Developing the obliques on the water is inherently functional because the training load — the bay’s resistance — changes continuously. A static side plank trains endurance in a fixed position. A paddleboarding session trains the obliques to generate and resist force across a moving, variable environment. The distinction is the difference between memorizing a word and learning a language.
The Bay as Teacher
There is a philosophical dimension to what happens on the water that kinesiology, for all its precision, cannot fully quantify. Heidegger wrote about Dasein — being-in-the-world — as a form of engaged, embodied presence that precedes all abstract thought. On the Great South Bay, that concept becomes literal. The paddler is not thinking about balance; they are balance, the entire nervous system recruited into a single continuous act of being upright on moving water. The body knows things the mind has not yet articulated, and the bay forces a kind of attention — to wind shift, to incoming wake, to the subtle tilt of the board underfoot — that modern life has largely engineered away.
I think about this when I consider what we’ve built at The Heritage Diner over twenty-five years, or what I build at the bench with a piece of English bridle leather destined for a Marcellino briefcase. The quality that endures — in a piece of vegetable-tanned leather, in a slow-fermented sourdough, in a body trained honestly over years — comes from systems subjected to genuine, variable demand, not controlled simulation. The Great South Bay gives the body that. It gives it wind and wake and tide and uncertainty, and the body responds by becoming stronger in ways that are not easily measured on a machine but are immediately felt the next time the board rocks beneath you and you don’t fall.
On the Water: Practical Notes for the North Shore Paddler
For those approaching SUP as a fitness protocol rather than a recreational pastime, a few kinesiological principles translate directly into better sessions. Begin every water session with hip and thoracic spine mobility work on shore — the hip flexors and thoracic extensors are the most common limiting factors in paddling efficiency, and cold, stiff tissue is less effective and more prone to strain. During the stroke, initiate rotation from the hips rather than the shoulders: the hips are the body’s largest rotational engine, and routing force through them before the upper body reduces shoulder impingement risk considerably.

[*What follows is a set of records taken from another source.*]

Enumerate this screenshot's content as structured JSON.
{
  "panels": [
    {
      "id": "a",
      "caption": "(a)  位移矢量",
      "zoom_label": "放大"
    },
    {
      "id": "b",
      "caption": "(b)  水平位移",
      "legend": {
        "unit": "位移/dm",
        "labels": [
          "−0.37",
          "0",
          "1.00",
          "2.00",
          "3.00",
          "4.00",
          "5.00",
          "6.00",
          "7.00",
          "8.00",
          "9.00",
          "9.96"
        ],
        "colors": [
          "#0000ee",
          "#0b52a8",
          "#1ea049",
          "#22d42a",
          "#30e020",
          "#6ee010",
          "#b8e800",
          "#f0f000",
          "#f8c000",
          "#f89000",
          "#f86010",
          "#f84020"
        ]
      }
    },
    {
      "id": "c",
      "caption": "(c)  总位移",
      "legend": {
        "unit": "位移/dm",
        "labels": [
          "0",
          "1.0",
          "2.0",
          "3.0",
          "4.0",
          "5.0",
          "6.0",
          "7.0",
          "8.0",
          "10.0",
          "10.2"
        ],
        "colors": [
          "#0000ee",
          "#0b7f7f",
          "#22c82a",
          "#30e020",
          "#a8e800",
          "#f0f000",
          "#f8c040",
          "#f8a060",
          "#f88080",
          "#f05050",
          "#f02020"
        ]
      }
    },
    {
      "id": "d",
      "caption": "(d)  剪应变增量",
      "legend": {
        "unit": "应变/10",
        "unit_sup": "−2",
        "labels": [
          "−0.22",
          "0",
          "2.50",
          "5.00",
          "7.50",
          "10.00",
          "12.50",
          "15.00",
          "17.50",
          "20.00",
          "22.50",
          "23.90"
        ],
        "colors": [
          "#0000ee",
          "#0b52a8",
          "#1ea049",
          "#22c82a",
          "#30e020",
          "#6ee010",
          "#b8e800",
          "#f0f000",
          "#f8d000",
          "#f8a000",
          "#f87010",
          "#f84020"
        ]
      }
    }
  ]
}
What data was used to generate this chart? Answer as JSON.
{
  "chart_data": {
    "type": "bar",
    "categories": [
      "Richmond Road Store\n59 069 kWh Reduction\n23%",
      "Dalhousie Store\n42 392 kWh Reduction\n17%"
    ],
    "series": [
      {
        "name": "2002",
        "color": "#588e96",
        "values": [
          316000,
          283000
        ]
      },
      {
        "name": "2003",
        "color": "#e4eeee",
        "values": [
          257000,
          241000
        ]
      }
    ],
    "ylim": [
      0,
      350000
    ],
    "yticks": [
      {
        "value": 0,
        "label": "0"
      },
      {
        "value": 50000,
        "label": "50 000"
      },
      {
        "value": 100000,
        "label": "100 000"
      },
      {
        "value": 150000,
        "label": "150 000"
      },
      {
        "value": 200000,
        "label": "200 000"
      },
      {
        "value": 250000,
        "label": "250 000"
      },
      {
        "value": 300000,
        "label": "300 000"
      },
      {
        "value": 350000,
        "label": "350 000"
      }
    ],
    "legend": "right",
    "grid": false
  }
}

Postural endurance, not maximal strength, governs paddleboard performance. The core muscles are working at low-to-moderate intensity for sustained periods — the demands more closely resemble long-distance running than weightlifting. Training accordingly, with endurance-focused core work (long-hold planks, sustained single-leg balance drills, rotational cable movements at moderate resistance) will carry over more directly to the water than conventional strength training. And finally: asymmetry matters. Paddling creates lateral imbalances over time, as one side habitually generates more power or receives more load. Deliberate cross-training to address these imbalances — dedicated work on the weaker side, anti-rotation exercises, single-arm variations — keeps the system honest.
The Great South Bay does not grade on a curve. It gives back exactly what the body brings to it: efficiency, attention, and calibrated strength, met with the particular beauty of open water on a clear Long Island morning, which has always been, and will always be, its own sufficient reward.